I was leaning toward the M18 fuel, but I keep hearing horror stories. 

I rock the M12 in my service van and have had no problems.


----------



## wendon (Sep 27, 2010)

drspec said:


> I was just sitting here thinking about this earlier.
> 
> My Dewalt needs a new chuck and the batteries don't hold a good charge anymore. I need a good combo set for my construction truck.
> I hear good things about Makita, but they are kind of hard to find around here. At least the blue professional tools anyway.
> ...


Tell me your horror stories. I've had M18 since they first came out. I've got the regular impact, the Fuel impact, the angle grinder, the metal circular saw, a regular drill and a hammer drill, the LED flashlight, the Fuel 3/8"drive impact, and the 3/8" angle drill. All are still running. The only trouble I had was with the original impact and they replace the parts under warranty. Now that I've got the Fuel impact, I hardly ever use the old one.
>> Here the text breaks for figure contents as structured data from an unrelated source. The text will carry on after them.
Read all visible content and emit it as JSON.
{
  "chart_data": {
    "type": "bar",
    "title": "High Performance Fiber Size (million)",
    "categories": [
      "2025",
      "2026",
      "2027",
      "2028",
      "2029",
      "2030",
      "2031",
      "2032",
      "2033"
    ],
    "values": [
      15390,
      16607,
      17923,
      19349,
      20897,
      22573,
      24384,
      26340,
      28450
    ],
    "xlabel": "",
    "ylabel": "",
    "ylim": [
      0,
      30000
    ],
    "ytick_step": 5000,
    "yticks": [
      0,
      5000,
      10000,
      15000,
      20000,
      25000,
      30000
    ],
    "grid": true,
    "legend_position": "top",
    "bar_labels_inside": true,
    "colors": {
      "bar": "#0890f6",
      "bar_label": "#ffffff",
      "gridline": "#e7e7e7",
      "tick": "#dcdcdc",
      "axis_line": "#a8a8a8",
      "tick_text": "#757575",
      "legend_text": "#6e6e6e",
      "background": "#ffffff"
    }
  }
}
I've never had a M18 Lithium battery go bad.


----------



## FastFokker (Sep 18, 2012)

I think they're all the same.. basically.
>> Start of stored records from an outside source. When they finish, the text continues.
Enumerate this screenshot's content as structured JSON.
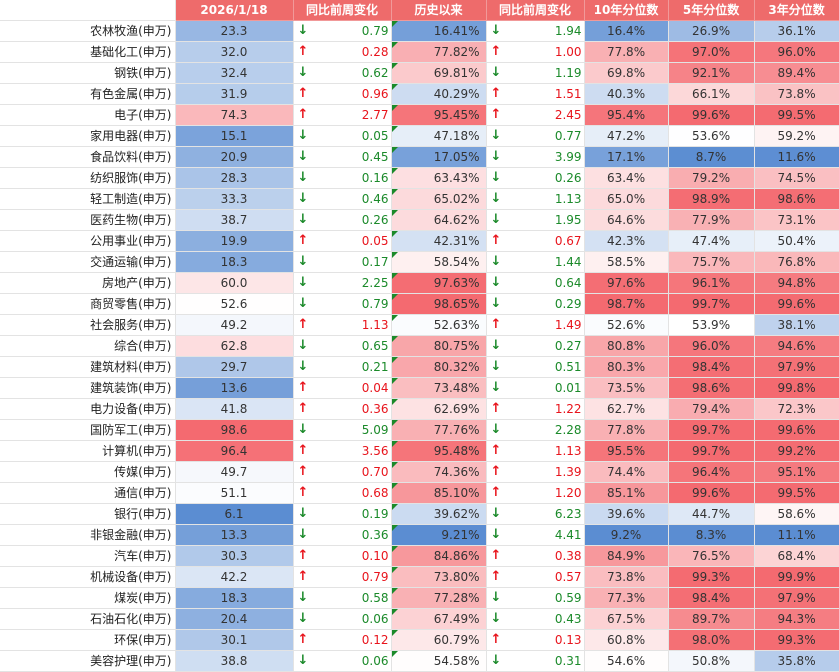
{
  "headers": {
    "date": "2026/1/18",
    "wow1": "同比前周变化",
    "hist": "历史以来",
    "wow2": "同比前周变化",
    "p10": "10年分位数",
    "p5": "5年分位数",
    "p3": "3年分位数"
  },
  "arrows": {
    "up": "↑",
    "down": "↓"
  },
  "rows": [
    {
      "name": "农林牧渔(申万)",
      "val": "23.3",
      "dir1": "down",
      "chg1": "0.79",
      "hist": "16.41%",
      "dir2": "down",
      "chg2": "1.94",
      "p10": "16.4%",
      "p5": "26.9%",
      "p3": "36.1%"
    },
    {
      "name": "基础化工(申万)",
      "val": "32.0",
      "dir1": "up",
      "chg1": "0.28",
      "hist": "77.82%",
      "dir2": "up",
      "chg2": "1.00",
      "p10": "77.8%",
      "p5": "97.0%",
      "p3": "96.0%"
    },
    {
      "name": "钢铁(申万)",
      "val": "32.4",
      "dir1": "down",
      "chg1": "0.62",
      "hist": "69.81%",
      "dir2": "down",
      "chg2": "1.19",
      "p10": "69.8%",
      "p5": "92.1%",
      "p3": "89.4%"
    },
    {
      "name": "有色金属(申万)",
      "val": "31.9",
      "dir1": "up",
      "chg1": "0.96",
      "hist": "40.29%",
      "dir2": "up",
      "chg2": "1.51",
      "p10": "40.3%",
      "p5": "66.1%",
      "p3": "73.8%"
    },
    {
      "name": "电子(申万)",
      "val": "74.3",
      "dir1": "up",
      "chg1": "2.77",
      "hist": "95.45%",
      "dir2": "up",
      "chg2": "2.45",
      "p10": "95.4%",
      "p5": "99.6%",
      "p3": "99.5%"
    },
    {
      "name": "家用电器(申万)",
      "val": "15.1",
      "dir1": "down",
      "chg1": "0.05",
      "hist": "47.18%",
      "dir2": "down",
      "chg2": "0.77",
      "p10": "47.2%",
      "p5": "53.6%",
      "p3": "59.2%"
    },
    {
      "name": "食品饮料(申万)",
      "val": "20.9",
      "dir1": "down",
      "chg1": "0.45",
      "hist": "17.05%",
      "dir2": "down",
      "chg2": "3.99",
      "p10": "17.1%",
      "p5": "8.7%",
      "p3": "11.6%"
    },
    {
      "name": "纺织服饰(申万)",
      "val": "28.3",
      "dir1": "down",
      "chg1": "0.16",
      "hist": "63.43%",
      "dir2": "down",
      "chg2": "0.26",
      "p10": "63.4%",
      "p5": "79.2%",
      "p3": "74.5%"
    },
    {
      "name": "轻工制造(申万)",
      "val": "33.3",
      "dir1": "down",
      "chg1": "0.46",
      "hist": "65.02%",
      "dir2": "down",
      "chg2": "1.13",
      "p10": "65.0%",
      "p5": "98.9%",
      "p3": "98.6%"
    },
    {
      "name": "医药生物(申万)",
      "val": "38.7",
      "dir1": "down",
      "chg1": "0.26",
      "hist": "64.62%",
      "dir2": "down",
      "chg2": "1.95",
      "p10": "64.6%",
      "p5": "77.9%",
      "p3": "73.1%"
    },
    {
      "name": "公用事业(申万)",
      "val": "19.9",
      "dir1": "up",
      "chg1": "0.05",
      "hist": "42.31%",
      "dir2": "up",
      "chg2": "0.67",
      "p10": "42.3%",
      "p5": "47.4%",
      "p3": "50.4%"
    },
    {
      "name": "交通运输(申万)",
      "val": "18.3",
      "dir1": "down",
      "chg1": "0.17",
      "hist": "58.54%",
      "dir2": "down",
      "chg2": "1.44",
      "p10": "58.5%",
      "p5": "75.7%",
      "p3": "76.8%"
    },
    {
      "name": "房地产(申万)",
      "val": "60.0",
      "dir1": "down",
      "chg1": "2.25",
      "hist": "97.63%",
      "dir2": "down",
      "chg2": "0.64",
      "p10": "97.6%",
      "p5": "96.1%",
      "p3": "94.8%"
    },
    {
      "name": "商贸零售(申万)",
      "val": "52.6",
      "dir1": "down",
      "chg1": "0.79",
      "hist": "98.65%",
      "dir2": "down",
      "chg2": "0.29",
      "p10": "98.7%",
      "p5": "99.7%",
      "p3": "99.6%"
    },
    {
      "name": "社会服务(申万)",
      "val": "49.2",
      "dir1": "up",
      "chg1": "1.13",
      "hist": "52.63%",
      "dir2": "up",
      "chg2": "1.49",
      "p10": "52.6%",
      "p5": "53.9%",
      "p3": "38.1%"
    },
    {
      "name": "综合(申万)",
      "val": "62.8",
      "dir1": "down",
      "chg1": "0.65",
      "hist": "80.75%",
      "dir2": "down",
      "chg2": "0.27",
      "p10": "80.8%",
      "p5": "96.0%",
      "p3": "94.6%"
    },
    {
      "name": "建筑材料(申万)",
      "val": "29.7",
      "dir1": "down",
      "chg1": "0.21",
      "hist": "80.32%",
      "dir2": "down",
      "chg2": "0.51",
      "p10": "80.3%",
      "p5": "98.4%",
      "p3": "97.9%"
    },
    {
      "name": "建筑装饰(申万)",
      "val": "13.6",
      "dir1": "up",
      "chg1": "0.04",
      "hist": "73.48%",
      "dir2": "down",
      "chg2": "0.01",
      "p10": "73.5%",
      "p5": "98.6%",
      "p3": "99.8%"
    },
    {
      "name": "电力设备(申万)",
      "val": "41.8",
      "dir1": "up",
      "chg1": "0.36",
      "hist": "62.69%",
      "dir2": "up",
      "chg2": "1.22",
      "p10": "62.7%",
      "p5": "79.4%",
      "p3": "72.3%"
    },
    {
      "name": "国防军工(申万)",
      "val": "98.6",
      "dir1": "down",
      "chg1": "5.09",
      "hist": "77.76%",
      "dir2": "down",
      "chg2": "2.28",
      "p10": "77.8%",
      "p5": "99.7%",
      "p3": "99.6%"
    },
    {
      "name": "计算机(申万)",
      "val": "96.4",
      "dir1": "up",
      "chg1": "3.56",
      "hist": "95.48%",
      "dir2": "up",
      "chg2": "1.13",
      "p10": "95.5%",
      "p5": "99.7%",
      "p3": "99.2%"
    },
    {
      "name": "传媒(申万)",
      "val": "49.7",
      "dir1": "up",
      "chg1": "0.70",
      "hist": "74.36%",
      "dir2": "up",
      "chg2": "1.39",
      "p10": "74.4%",
      "p5": "96.4%",
      "p3": "95.1%"
    },
    {
      "name": "通信(申万)",
      "val": "51.1",
      "dir1": "up",
      "chg1": "0.68",
      "hist": "85.10%",
      "dir2": "up",
      "chg2": "1.20",
      "p10": "85.1%",
      "p5": "99.6%",
      "p3": "99.5%"
    },
    {
      "name": "银行(申万)",
      "val": "6.1",
      "dir1": "down",
      "chg1": "0.19",
      "hist": "39.62%",
      "dir2": "down",
      "chg2": "6.23",
      "p10": "39.6%",
      "p5": "44.7%",
      "p3": "58.6%"
    },
    {
      "name": "非银金融(申万)",
      "val": "13.3",
      "dir1": "down",
      "chg1": "0.36",
      "hist": "9.21%",
      "dir2": "down",
      "chg2": "4.41",
      "p10": "9.2%",
      "p5": "8.3%",
      "p3": "11.1%"
    },
    {
      "name": "汽车(申万)",
      "val": "30.3",
      "dir1": "up",
      "chg1": "0.10",
      "hist": "84.86%",
      "dir2": "up",
      "chg2": "0.38",
      "p10": "84.9%",
      "p5": "76.5%",
      "p3": "68.4%"
    },
    {
      "name": "机械设备(申万)",
      "val": "42.2",
      "dir1": "up",
      "chg1": "0.79",
      "hist": "73.80%",
      "dir2": "up",
      "chg2": "0.57",
      "p10": "73.8%",
      "p5": "99.3%",
      "p3": "99.9%"
    },
    {
      "name": "煤炭(申万)",
      "val": "18.3",
      "dir1": "down",
      "chg1": "0.58",
      "hist": "77.28%",
      "dir2": "down",
      "chg2": "0.59",
      "p10": "77.3%",
      "p5": "98.4%",
      "p3": "97.9%"
    },
    {
      "name": "石油石化(申万)",
      "val": "20.4",
      "dir1": "down",
      "chg1": "0.06",
      "hist": "67.49%",
      "dir2": "down",
      "chg2": "0.43",
      "p10": "67.5%",
      "p5": "89.7%",
      "p3": "94.3%"
    },
    {
      "name": "环保(申万)",
      "val": "30.1",
      "dir1": "up",
      "chg1": "0.12",
      "hist": "60.79%",
      "dir2": "up",
      "chg2": "0.13",
      "p10": "60.8%",
      "p5": "98.0%",
      "p3": "99.3%"
    },
    {
      "name": "美容护理(申万)",
      "val": "38.8",
      "dir1": "down",
      "chg1": "0.06",
      "hist": "54.58%",
      "dir2": "down",
      "chg2": "0.31",
      "p10": "54.6%",
      "p5": "50.8%",
      "p3": "35.8%"
    }
  ]
}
The problem with Dewalt and Makita is they have el-cheapo home owner models which are crap. I don't know of Milwaukee having that, but I wouldn't be surprised if they did.

I owned Makita LXT and loved it. I now own Milwaukee m12 and love it. I have never owned Dewalt and I hate them! lol


----------



## Jlarson (Jun 28, 2009)

We rock the LXT Makita stuff. I like it, takes a beating. I don't do combo kits though, we buy drill kits then get bare tool everything else and buy batts as needed.


----------



## papaotis (Jun 8, 2013)

see ( my trusty drill finally died)


----------



## 360max (Jun 10, 2011)

papaotis said:


> see ( my trusty drill finally died)


http://www.electriciantalk.com/f14/my-trusty-drill-finally-died-57603/


----------



## Rochsolid (Aug 9, 2012)

I've personally used and owned Bosch, porter cable, dewalt and currently the Makita LXT line. The Makita is by far the best. Hands down. My company has just purchased a bunch of Milwaukee tools, my boss hasn't been impressed, says the drills do not hold up as well as he thought they would.


----------



## Going_Commando (Oct 1, 2011)

I have used Dewalt, Makita, Ridgid, and Milwaukee cordless stuff, and prefer the Milwaukee m18 Fuel. They really stepped it up with the fuel line, and between the brands listed above it has no peer.


----------



## Lighting Bolt (Dec 2, 2011)

Every company makes the "pro/homeowner" stuff. A better drill is going to have a higher price. Find out which one has the most features/power/highest price (Individual Drill) to find the pro stuff. Example:

MIlwaukee 2611 - Pro - Amazon $398
Milwaukee 2602 - Homeowner Amazon $269

For the other things in kits, saws, impact drivers, etc... if you can't find different models at different values, there are not pro/homeowner, just one unit. Good example would be a Sawzall or Circular saw. there are no pro or homeowner models, just one model.


----------



## CheapCharlie (Feb 4, 2011)

Got 4 makita combo sets here (LXT). 2 drill/driver combo kits and 2 drill/driver/sawzall/circ saw kits. Each kit came with 2 batteries. We've had 3 batteries go bad already. Not impressed. I have my personal Milwawkee Fuel now for about a year and they are awesome! Drives way faster than the Makita.


----------